La storia di Ai e Makoto è narrata come una specie di Titanic alla rovescia, in cui il personaggio povero è davvero sgradevole e apparentemente egoista, mentre la ragazza ricca è decisa nel suo proposito di aiutarlo, al punto di sfiorare il masochismo nella sua determinazione a ripagare il suo debito. Intorno ai due protagonisti si muove una pletora di personaggi pittoreschi e sopra le righe, tra cui i pomposi genitori della ragazza, il suo spasimante gentile e puro di cuore (che come da copione sarà puntualmente respinto), un'improbabile gang femminile capitanata da una ragazza per cui la parola "triste" è peggio di un insulto, un diciassettenne con una montagna di muscoli a cui una rara malattia ha dato l'aspetto di un trentenne, e una "misteriosa" donna alcolizzata, la cui intuibile identità ci viene svelata solo nell'ultima parte della pellicola. Se si vuole valutare il film con i parametri più convenzionali, bisogna dire che non tutto nella sceneggiatura funziona al meglio, che alcuni sviluppi narrativi sono effettivamente troppo prevedibili, che alcune sottotrame non sono approfondite a dovere. Tuttavia, bisogna pur sempre considerare che siamo di fronte a un film di Miike, e di quelli più liberi e fuori dagli schemi: l'equilibrio narrativo è una caratteristica che fin dall'inizio capiamo non abitare da queste parti, e che probabilmente non interessava neanche al regista.

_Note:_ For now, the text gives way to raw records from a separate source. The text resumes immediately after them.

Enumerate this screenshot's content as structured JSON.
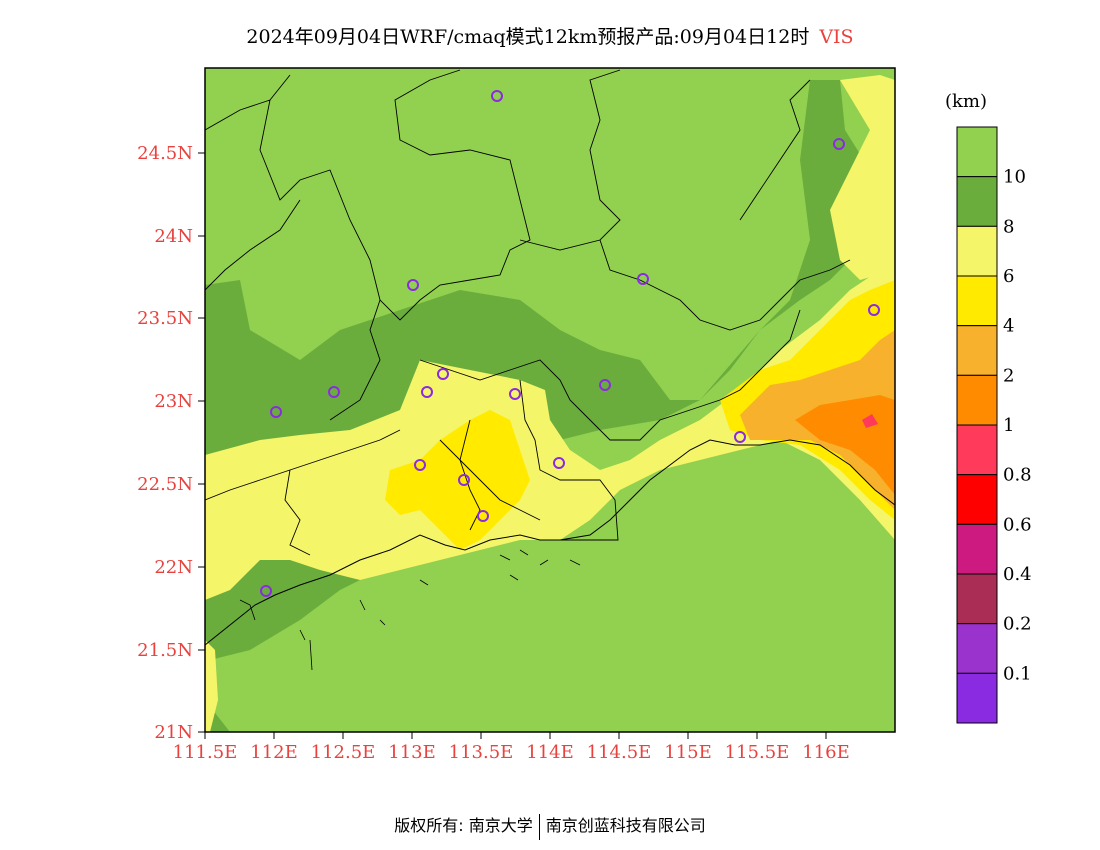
{
  "header": {
    "title": "2024年09月04日WRF/cmaq模式12km预报产品:09月04日12时",
    "variable": "VIS"
  },
  "map": {
    "lat_labels": [
      "24.5N",
      "24N",
      "23.5N",
      "23N",
      "22.5N",
      "22N",
      "21.5N",
      "21N"
    ],
    "lon_labels": [
      "111.5E",
      "112E",
      "112.5E",
      "113E",
      "113.5E",
      "114E",
      "114.5E",
      "115E",
      "115.5E",
      "116E"
    ],
    "colors": {
      "axis_label": "#e8423e",
      "land_high": "#92d050",
      "land_mid": "#6aad3d"
    }
  },
  "legend": {
    "unit": "(km)",
    "levels": [
      "10",
      "8",
      "6",
      "4",
      "2",
      "1",
      "0.8",
      "0.6",
      "0.4",
      "0.2",
      "0.1"
    ],
    "colors": [
      "#92d050",
      "#6aad3d",
      "#f5f56a",
      "#ffea00",
      "#f8b12c",
      "#ff8c00",
      "#ff3a5a",
      "#ff0000",
      "#cc1a80",
      "#aa2d55",
      "#9a32cd",
      "#8a2be2"
    ]
  },
  "footer": {
    "left": "版权所有: 南京大学",
    "right": "南京创蓝科技有限公司"
  }
}
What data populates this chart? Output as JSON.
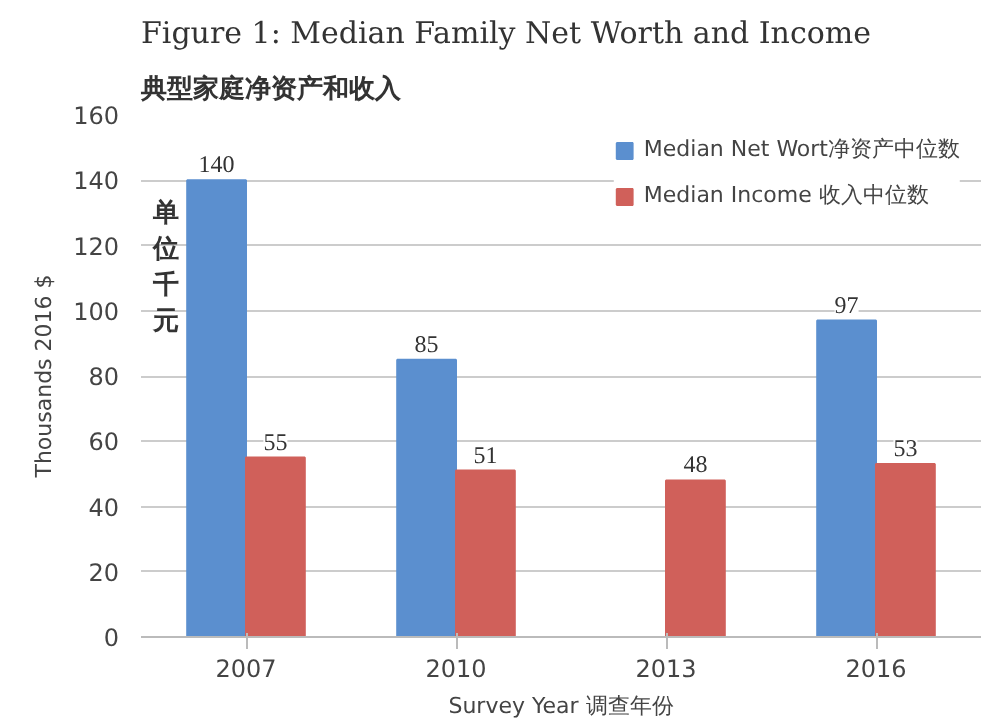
{
  "chart_data": {
    "type": "bar",
    "title": "Figure 1: Median Family Net Worth and Income",
    "subtitle": "典型家庭净资产和收入",
    "xlabel": "Survey Year 调查年份",
    "ylabel": "Thousands 2016 $",
    "annotations": [
      "单位千元"
    ],
    "categories": [
      "2007",
      "2010",
      "2013",
      "2016"
    ],
    "series": [
      {
        "name": "Median Net Wort净资产中位数",
        "color": "#5b8fcf",
        "values": [
          140,
          85,
          null,
          97
        ]
      },
      {
        "name": "Median Income 收入中位数",
        "color": "#d0605a",
        "values": [
          55,
          51,
          48,
          53
        ]
      }
    ],
    "ylim": [
      0,
      160
    ],
    "yticks": [
      0,
      20,
      40,
      60,
      80,
      100,
      120,
      140,
      160
    ],
    "grid": "y",
    "legend": "top right",
    "data_labels": true
  }
}
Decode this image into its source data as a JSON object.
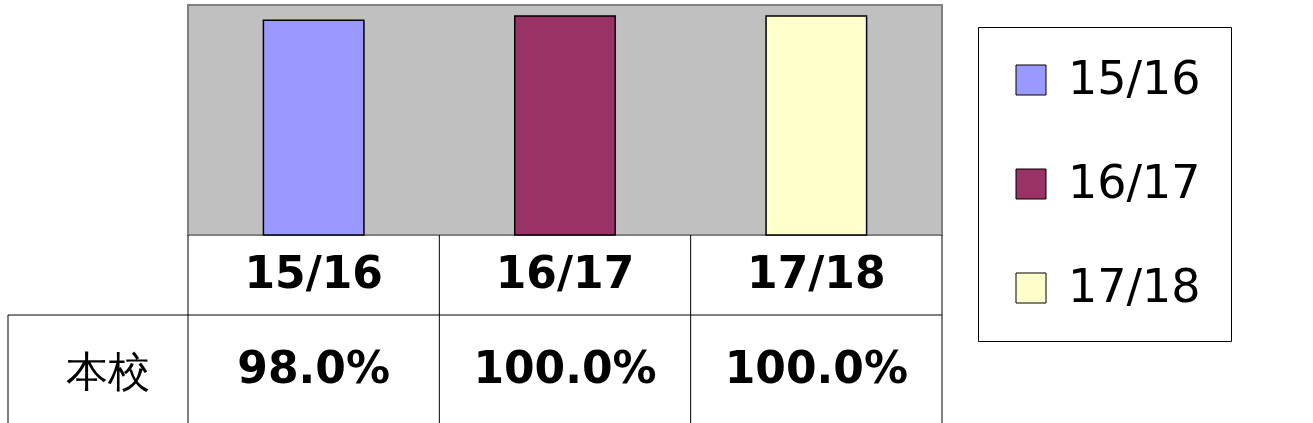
{
  "chart_data": {
    "type": "bar",
    "categories": [
      "15/16",
      "16/17",
      "17/18"
    ],
    "series": [
      {
        "name": "15/16",
        "color": "#9999ff",
        "values": [
          98.0,
          null,
          null
        ],
        "value_labels": [
          "98.0%",
          null,
          null
        ]
      },
      {
        "name": "16/17",
        "color": "#993366",
        "values": [
          null,
          100.0,
          null
        ],
        "value_labels": [
          null,
          "100.0%",
          null
        ]
      },
      {
        "name": "17/18",
        "color": "#ffffcc",
        "values": [
          null,
          null,
          100.0
        ],
        "value_labels": [
          null,
          null,
          "100.0%"
        ]
      }
    ],
    "annotations": [
      "本校"
    ],
    "ylim": [
      0,
      105
    ],
    "legend": "right",
    "tick_labels": "x"
  }
}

For Love's Sake ha comunque l'indiscutibile pregio di non annoiare mai nelle sue due ore e un quarto di durata, di restituirci un regista unico nel panorama mondiale nella sua versione più libera ed eversiva, e di riuscire anche ad emozionare, alla fine, con una componente melò che viene prepotentemente in primo piano. La stampa presente al Festival di Cannes, che ha presentato il film fuori concorso nella Midnight Screening, ha reagito in modo piuttosto freddo: ma non ha importanza, visto che neanche il piacere ad un pubblico da festival è mai stato, palesemente, tra le priorità del regista. Ma quando vuole (vedi le due già citate pellicole precedenti) Miike sa fare anche questo; ed è anche per questo motivo che continuiamo, incondizionatamente, ad amarlo.